I believe that was how it worked for me too. I did very little singing before taking up the horn; then, when I got to college, I found that I was one of the best sight readers in the choir. Of course, every instrumentalist should be rock solid on the time values, of both notes and rests (though sadly it seem that some amateurs of middling experience work out rest values by adding up the note values and subtracting from the duration given by the time signature) but among the common orchestral instruments, the horn makes most demands upon the pitch capability of the inner ear.
Is the tenor horn similar to the horn when played? I haven't encountered one before...
The tenor and baritone horns (known as alto and tenor in the US) are part of the family of saxhorns. These were patented by Adolphe Sax, the Belgian inventor, designer and manufacturer of musical instruments, in 1845, though his claim to original invention was challenged at the time; the sopranino and soprano members of the family resemble the corresponding cornets, differing, in some of Sax's versions, by being upright. The largest member of the family is a contrabass in Bb; the tubas resemble the low saxhorns in form, but were invented independently and have a somewhat larger bore, giving a more robust sound. Especially in the US, instruments intermediate in bore and sound between baritone horn and tenor tuba (= euphonium) exist.

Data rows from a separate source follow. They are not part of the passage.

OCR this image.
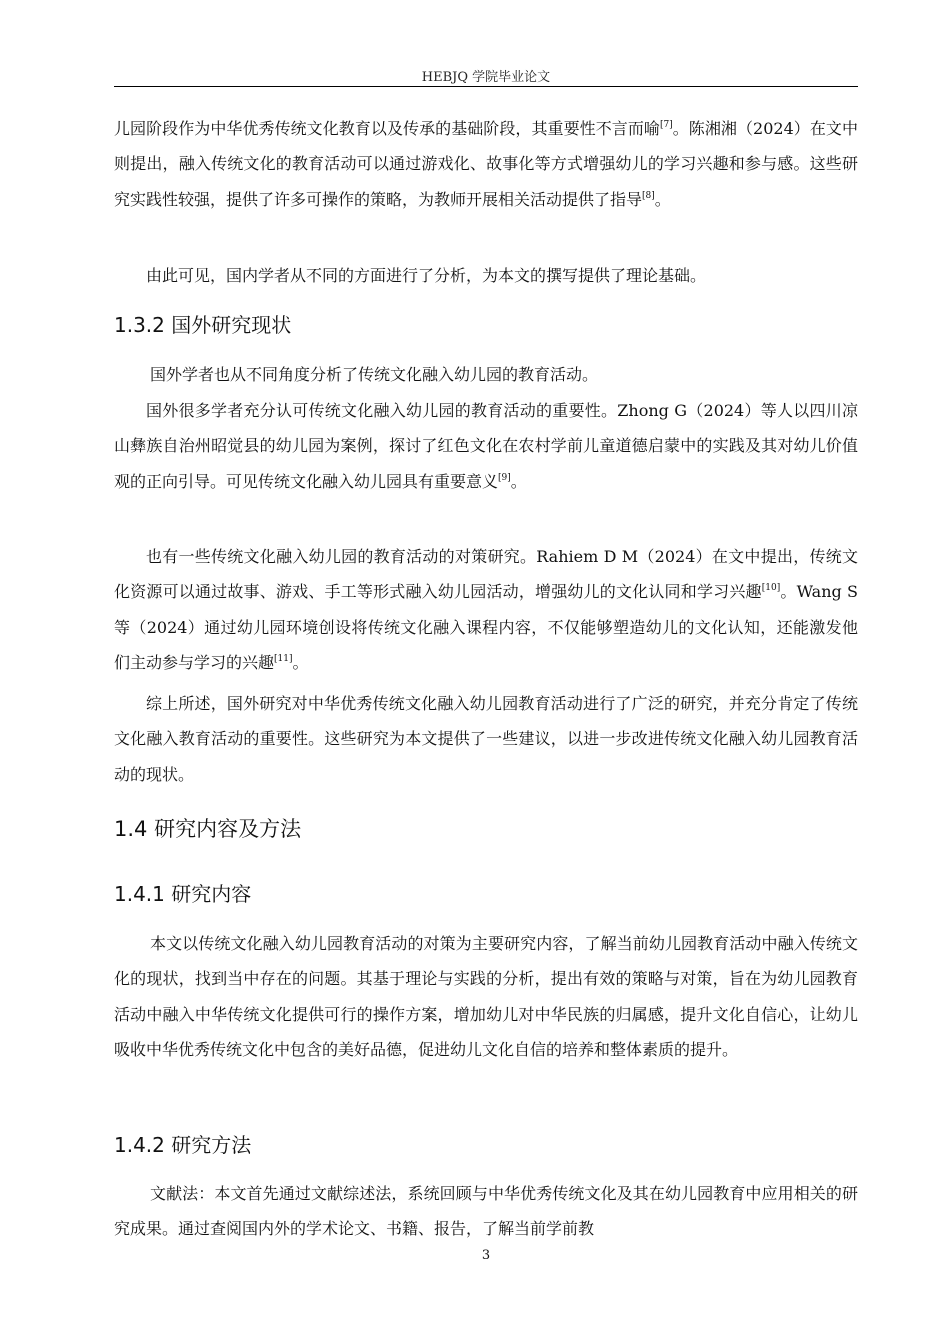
HEBJQ 学院毕业论文

儿园阶段作为中华优秀传统文化教育以及传承的基础阶段，其重要性不言而喻[7]。陈湘湘（2024）在文中则提出，融入传统文化的教育活动可以通过游戏化、故事化等方式增强幼儿的学习兴趣和参与感。这些研究实践性较强，提供了许多可操作的策略，为教师开展相关活动提供了指导[8]。

由此可见，国内学者从不同的方面进行了分析，为本文的撰写提供了理论基础。

1.3.2 国外研究现状

国外学者也从不同角度分析了传统文化融入幼儿园的教育活动。

国外很多学者充分认可传统文化融入幼儿园的教育活动的重要性。Zhong G（2024）等人以四川凉山彝族自治州昭觉县的幼儿园为案例，探讨了红色文化在农村学前儿童道德启蒙中的实践及其对幼儿价值观的正向引导。可见传统文化融入幼儿园具有重要意义[9]。

也有一些传统文化融入幼儿园的教育活动的对策研究。Rahiem D M（2024）在文中提出，传统文化资源可以通过故事、游戏、手工等形式融入幼儿园活动，增强幼儿的文化认同和学习兴趣[10]。Wang S 等（2024）通过幼儿园环境创设将传统文化融入课程内容，不仅能够塑造幼儿的文化认知，还能激发他们主动参与学习的兴趣[11]。

综上所述，国外研究对中华优秀传统文化融入幼儿园教育活动进行了广泛的研究，并充分肯定了传统文化融入教育活动的重要性。这些研究为本文提供了一些建议，以进一步改进传统文化融入幼儿园教育活动的现状。

1.4 研究内容及方法
1.4.1 研究内容

本文以传统文化融入幼儿园教育活动的对策为主要研究内容，了解当前幼儿园教育活动中融入传统文化的现状，找到当中存在的问题。其基于理论与实践的分析，提出有效的策略与对策，旨在为幼儿园教育活动中融入中华传统文化提供可行的操作方案，增加幼儿对中华民族的归属感，提升文化自信心，让幼儿吸收中华优秀传统文化中包含的美好品德，促进幼儿文化自信的培养和整体素质的提升。

1.4.2 研究方法

文献法：本文首先通过文献综述法，系统回顾与中华优秀传统文化及其在幼儿园教育中应用相关的研究成果。通过查阅国内外的学术论文、书籍、报告，了解当前学前教

3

The Eb alto saxhorn (= tenor horn, UK) covers the top end of the range of the orchestral horn, the limit upward being determined by the player on both instruments. Because the instrument has only three valves, there is a gap in its chromatic range. The lowest "unfaked" note above the gap, and the practical limit for most players, is A space in bass clef, with the theoretical limit being an octave lower. The full double horn in F and Bb alto has a practical limit for most players around a tenth below that, but some players can descend further. The theoretical limit is a concert B, nearly an octave below the theoretical limit on the tenor horn and nearly two below the practical one. Orchestral horns exist in a large variety of valve configurations, so theoretical limits also vary widely, practical ones considerably less so.
The tenor horn is a much easier instrument to play than the orchestral horn, so much so that it is the traditional beginner's instrument in some brass bands, where the player can observe the others and later transfer to the one that attracts him/her, or the one on which a vacancy appears. From tenor horn moves to baritone horn are easy, to cornet slightly more difficult. The sound is mellow to the point of blandness and less varied than that of the orchestral horn. The tenor horn can be muted, but the orchestral horn has the additional option of hand stopping, which allows portamento as a special effect (used in the Britten "Serenade").